Renkler benim için çok önemli
 Hülya Gür: Evimi genelde gelen arkadaşlar, sağ olsunlar, beğeniyorlar. Çok klasik ve çok modern ürünlerden mümkün mertebe kaçıyorum. Benim için renkler çok önemli, soft renkleri seviyorum; krem, somon, pembe tonları çok fazla kullanıyorum. Dergileri çok takip ediyorum, tabii bir de beni peşinden sürükleyen mekânlar var, antikacılara gidip tek tek objeler bulmayı seviyorum. Hat sanatıyla uğraştığım için duvarlarıma bir-iki tane onlardan asıyorum. Bazen aileden yadigar kalan bir parçayla bir gümüşü bir araya getirip farklı bir konsept oluşturuyorum. Yurt dışı seyahatlerinden aldığım tek tük objeler oluyor. Sık sık değişiklik yapıyorum, çünkü bir şekilde beğendiğim yeni ürünler buluyorum ve onları da kullanmak istiyorum. Tabii daha çok yastıklarla, objelerle oynuyorum. Yani anlayacağınız yavaş yavaş değiştiriyorum. Evimin tasarımını beğendiği için yeni evlenen çiftlerden benden yardım isteyenler oluyor. Ben de mümkün mertebe elimden geleni yapıyorum. Kendime tasarımcı demem iddialı olur ama arkadaşlar sağ olsun zevk sahibi olduğumu söylüyorlar.

Modacılar gibi Kapalıçarşı'dan kumaşlarımı alıyorum
 Yasemin Taç: Dikişi kurslarda öğrendim. Biz Arnavut olduğumuz için giyim-kuşama çok önem veririz. Düğünlerde, özel günlerde abiye kıyafetler giyeriz. Normalde almaya kalksanız çok pahalı ama ben hem kendime hem de kızıma diktiğim için bunun avantajını yaşıyorum. Zaten öyle süslü, allı pullu kıyafetleri bulmamız her zaman çok kolay olmuyor. Dikiş bilmenin en büyük avantajı hiçbir zaman terziye gitme ihtiyacı hissetmiyorum. Komşularıma, arada onların çocuklarına da dikiyorum. Üzerimde diktiğim şeyleri görüp 'Bana da dik' diyen çok oluyor. Modellerimi genelde dergilerden ya da internetten zevkime uygun bulduğum sitelerden seçiyorum.
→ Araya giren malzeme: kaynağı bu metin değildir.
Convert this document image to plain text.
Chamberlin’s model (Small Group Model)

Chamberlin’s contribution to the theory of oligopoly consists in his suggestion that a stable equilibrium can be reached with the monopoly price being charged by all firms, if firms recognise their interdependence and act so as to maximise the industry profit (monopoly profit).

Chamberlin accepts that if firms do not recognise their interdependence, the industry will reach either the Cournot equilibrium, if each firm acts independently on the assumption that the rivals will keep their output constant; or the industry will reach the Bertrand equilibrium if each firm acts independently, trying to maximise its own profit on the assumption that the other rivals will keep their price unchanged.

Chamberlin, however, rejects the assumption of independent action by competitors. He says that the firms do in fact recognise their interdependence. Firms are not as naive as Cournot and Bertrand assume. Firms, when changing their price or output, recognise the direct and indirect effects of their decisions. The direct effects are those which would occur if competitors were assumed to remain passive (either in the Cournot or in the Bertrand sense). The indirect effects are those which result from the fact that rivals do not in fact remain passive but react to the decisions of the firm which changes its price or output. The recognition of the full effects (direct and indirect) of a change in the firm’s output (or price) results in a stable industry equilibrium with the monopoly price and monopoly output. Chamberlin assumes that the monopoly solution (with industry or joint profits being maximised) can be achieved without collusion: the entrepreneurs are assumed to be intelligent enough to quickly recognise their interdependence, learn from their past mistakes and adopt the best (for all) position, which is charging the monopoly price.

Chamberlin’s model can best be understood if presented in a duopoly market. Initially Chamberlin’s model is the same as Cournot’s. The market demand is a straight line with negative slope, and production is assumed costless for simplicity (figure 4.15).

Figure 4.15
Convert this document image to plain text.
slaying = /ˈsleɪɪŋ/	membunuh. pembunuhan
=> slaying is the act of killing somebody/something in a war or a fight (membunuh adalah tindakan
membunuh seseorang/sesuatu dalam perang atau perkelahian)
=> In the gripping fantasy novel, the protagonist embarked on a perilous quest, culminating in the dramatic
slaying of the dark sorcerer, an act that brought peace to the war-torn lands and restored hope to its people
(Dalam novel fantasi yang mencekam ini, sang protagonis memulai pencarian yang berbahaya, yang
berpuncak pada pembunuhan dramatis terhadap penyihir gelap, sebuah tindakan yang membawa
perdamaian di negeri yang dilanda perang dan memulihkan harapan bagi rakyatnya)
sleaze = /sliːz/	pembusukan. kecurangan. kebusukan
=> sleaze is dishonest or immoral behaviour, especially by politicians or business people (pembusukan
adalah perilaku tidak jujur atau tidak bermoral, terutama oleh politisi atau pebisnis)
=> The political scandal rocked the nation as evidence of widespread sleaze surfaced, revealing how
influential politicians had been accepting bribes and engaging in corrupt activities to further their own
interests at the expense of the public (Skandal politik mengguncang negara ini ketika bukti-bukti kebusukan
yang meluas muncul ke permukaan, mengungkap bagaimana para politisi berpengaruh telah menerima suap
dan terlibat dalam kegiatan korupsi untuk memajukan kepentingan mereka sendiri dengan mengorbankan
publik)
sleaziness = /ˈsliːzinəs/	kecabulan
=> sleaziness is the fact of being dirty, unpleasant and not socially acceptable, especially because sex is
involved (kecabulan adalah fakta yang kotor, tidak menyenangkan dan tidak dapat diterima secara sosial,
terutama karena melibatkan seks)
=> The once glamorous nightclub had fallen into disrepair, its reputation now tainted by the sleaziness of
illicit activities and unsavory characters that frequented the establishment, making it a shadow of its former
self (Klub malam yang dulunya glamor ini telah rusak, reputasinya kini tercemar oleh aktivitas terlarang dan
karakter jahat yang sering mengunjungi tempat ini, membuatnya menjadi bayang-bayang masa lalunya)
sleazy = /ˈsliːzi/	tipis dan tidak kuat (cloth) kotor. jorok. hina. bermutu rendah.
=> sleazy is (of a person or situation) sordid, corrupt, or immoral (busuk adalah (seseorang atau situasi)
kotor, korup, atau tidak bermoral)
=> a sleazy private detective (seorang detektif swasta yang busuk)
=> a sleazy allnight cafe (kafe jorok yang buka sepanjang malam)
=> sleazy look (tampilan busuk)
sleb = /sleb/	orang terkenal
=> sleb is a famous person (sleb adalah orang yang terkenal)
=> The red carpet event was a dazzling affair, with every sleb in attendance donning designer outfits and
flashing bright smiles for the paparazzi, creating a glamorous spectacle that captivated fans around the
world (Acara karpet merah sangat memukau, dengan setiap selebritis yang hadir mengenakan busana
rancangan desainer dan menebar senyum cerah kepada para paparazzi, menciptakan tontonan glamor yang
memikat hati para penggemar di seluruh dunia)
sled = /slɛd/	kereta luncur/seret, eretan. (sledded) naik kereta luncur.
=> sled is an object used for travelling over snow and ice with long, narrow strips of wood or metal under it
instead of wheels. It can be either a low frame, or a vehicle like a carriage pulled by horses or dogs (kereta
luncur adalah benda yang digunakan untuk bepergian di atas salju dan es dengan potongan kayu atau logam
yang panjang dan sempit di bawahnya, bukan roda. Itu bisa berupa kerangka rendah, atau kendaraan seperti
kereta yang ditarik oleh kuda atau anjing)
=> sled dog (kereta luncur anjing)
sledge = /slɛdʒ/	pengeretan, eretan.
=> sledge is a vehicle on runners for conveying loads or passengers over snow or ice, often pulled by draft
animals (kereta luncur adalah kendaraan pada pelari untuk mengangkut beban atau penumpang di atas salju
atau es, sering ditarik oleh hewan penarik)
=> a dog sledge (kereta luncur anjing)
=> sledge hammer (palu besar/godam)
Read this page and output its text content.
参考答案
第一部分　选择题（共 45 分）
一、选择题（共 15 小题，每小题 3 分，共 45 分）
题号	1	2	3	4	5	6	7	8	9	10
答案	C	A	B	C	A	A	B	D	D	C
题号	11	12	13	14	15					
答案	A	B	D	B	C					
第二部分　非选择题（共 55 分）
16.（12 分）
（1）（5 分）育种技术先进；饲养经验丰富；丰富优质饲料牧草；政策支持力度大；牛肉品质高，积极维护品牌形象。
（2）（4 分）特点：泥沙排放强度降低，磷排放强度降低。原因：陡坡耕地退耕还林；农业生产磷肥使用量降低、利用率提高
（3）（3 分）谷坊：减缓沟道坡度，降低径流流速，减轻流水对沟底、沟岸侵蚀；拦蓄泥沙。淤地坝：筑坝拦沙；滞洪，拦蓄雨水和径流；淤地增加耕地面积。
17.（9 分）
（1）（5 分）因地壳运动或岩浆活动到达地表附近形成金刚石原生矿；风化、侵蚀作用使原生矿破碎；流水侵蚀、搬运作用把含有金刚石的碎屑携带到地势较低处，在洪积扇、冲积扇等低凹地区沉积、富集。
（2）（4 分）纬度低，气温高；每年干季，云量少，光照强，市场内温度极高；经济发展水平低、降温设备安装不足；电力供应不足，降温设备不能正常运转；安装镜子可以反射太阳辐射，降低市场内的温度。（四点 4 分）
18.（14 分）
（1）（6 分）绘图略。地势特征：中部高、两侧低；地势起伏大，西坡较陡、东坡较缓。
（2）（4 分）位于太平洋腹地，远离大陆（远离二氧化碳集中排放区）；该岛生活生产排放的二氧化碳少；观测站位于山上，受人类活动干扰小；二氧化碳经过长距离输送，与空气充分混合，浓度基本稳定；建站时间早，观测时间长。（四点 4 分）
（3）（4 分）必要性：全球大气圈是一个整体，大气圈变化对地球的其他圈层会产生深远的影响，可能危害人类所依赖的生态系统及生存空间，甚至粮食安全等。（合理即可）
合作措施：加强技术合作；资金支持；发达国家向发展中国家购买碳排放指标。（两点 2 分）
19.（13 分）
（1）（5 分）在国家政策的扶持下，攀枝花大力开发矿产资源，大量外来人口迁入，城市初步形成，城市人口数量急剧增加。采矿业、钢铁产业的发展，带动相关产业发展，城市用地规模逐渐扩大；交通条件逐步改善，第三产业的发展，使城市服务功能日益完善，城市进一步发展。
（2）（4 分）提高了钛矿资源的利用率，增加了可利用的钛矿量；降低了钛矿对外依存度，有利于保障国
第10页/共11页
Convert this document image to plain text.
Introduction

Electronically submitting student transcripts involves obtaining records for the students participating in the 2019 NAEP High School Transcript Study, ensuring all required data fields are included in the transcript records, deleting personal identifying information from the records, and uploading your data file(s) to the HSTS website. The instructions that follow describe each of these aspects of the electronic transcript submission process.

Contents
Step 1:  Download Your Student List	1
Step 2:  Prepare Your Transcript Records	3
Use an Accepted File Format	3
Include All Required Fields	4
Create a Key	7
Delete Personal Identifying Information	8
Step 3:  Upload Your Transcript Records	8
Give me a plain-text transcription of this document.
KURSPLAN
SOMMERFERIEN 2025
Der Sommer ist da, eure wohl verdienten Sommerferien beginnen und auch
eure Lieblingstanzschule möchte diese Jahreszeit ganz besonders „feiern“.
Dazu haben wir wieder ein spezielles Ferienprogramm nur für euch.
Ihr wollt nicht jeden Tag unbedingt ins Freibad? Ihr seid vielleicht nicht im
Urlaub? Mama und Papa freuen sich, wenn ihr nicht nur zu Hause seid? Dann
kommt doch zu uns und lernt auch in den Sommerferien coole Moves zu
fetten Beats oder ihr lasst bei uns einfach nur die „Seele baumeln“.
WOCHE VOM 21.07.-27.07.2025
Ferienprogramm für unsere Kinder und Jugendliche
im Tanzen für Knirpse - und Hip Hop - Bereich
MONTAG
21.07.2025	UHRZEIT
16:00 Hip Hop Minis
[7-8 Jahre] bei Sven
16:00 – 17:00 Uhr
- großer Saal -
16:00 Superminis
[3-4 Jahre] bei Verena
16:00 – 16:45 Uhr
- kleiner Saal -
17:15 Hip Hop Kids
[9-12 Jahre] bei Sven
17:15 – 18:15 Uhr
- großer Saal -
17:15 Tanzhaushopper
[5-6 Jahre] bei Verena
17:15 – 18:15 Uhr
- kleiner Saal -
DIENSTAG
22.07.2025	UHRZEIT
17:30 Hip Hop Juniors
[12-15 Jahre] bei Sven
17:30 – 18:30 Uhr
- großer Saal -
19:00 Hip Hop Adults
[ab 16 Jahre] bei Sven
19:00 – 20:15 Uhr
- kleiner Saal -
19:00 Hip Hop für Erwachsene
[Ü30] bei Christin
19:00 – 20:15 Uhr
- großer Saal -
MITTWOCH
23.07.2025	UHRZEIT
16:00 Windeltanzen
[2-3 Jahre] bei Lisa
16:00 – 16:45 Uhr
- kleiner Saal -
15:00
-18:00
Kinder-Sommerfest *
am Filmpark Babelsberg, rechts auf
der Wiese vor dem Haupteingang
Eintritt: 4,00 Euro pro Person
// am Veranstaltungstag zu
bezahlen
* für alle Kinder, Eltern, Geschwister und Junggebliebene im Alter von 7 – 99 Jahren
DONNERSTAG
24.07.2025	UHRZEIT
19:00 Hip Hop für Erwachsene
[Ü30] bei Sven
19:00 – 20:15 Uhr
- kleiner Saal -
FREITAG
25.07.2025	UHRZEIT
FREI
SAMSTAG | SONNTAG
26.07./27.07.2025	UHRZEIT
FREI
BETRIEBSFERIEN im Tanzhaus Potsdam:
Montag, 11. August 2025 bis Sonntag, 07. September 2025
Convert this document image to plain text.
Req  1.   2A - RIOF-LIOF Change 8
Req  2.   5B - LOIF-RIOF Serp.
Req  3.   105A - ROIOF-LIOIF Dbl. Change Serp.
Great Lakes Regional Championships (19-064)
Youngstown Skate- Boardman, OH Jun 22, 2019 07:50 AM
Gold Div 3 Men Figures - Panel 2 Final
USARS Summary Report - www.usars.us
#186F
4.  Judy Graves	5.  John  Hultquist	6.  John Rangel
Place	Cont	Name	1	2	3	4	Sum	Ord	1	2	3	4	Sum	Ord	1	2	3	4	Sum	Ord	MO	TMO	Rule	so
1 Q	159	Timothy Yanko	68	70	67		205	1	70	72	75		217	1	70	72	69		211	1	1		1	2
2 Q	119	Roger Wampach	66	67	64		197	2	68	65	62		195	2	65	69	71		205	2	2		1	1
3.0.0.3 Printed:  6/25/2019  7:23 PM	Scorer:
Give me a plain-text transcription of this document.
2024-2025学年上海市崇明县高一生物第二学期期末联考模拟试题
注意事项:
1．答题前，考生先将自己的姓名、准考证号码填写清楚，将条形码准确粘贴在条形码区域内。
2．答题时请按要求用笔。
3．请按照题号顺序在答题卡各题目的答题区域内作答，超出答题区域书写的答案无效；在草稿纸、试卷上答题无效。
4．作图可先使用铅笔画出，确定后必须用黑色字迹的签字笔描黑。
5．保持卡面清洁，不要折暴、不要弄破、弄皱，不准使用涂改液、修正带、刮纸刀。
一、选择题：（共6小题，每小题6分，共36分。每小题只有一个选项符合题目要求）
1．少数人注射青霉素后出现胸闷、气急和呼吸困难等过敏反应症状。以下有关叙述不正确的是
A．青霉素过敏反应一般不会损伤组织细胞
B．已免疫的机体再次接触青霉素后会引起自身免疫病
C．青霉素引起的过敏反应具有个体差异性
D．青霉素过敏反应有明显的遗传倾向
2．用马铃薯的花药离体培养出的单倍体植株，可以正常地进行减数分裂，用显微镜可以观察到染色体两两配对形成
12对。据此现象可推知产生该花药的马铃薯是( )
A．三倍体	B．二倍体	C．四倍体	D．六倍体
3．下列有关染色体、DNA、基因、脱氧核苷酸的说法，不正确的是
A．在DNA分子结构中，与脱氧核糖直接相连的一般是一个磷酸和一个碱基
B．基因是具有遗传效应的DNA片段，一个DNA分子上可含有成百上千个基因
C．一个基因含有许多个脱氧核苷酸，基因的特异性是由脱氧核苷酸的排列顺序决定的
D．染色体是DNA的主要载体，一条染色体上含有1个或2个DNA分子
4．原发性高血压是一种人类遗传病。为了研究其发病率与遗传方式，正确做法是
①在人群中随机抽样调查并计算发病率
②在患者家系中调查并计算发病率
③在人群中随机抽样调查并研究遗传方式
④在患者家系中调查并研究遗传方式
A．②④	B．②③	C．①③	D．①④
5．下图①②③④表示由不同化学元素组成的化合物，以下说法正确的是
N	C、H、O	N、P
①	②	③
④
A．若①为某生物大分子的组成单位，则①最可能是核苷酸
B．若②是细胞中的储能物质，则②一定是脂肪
Modacı değilim ama kumaşlarımı almak için ben de bütün modacılar gibi Kapalıçarşı'ya gidiyorum. Fatih Çarşamba pazarında da çok güzel kumaşlar oluyor, üstelik çok da uygun. Dikiş bilmenin en güzel yanı kızımı istediğim gibi giydirebiliyorum. Bir de tabii oldukça ekonomik fiyatlara istediğim kıyafeti elde ediyorum.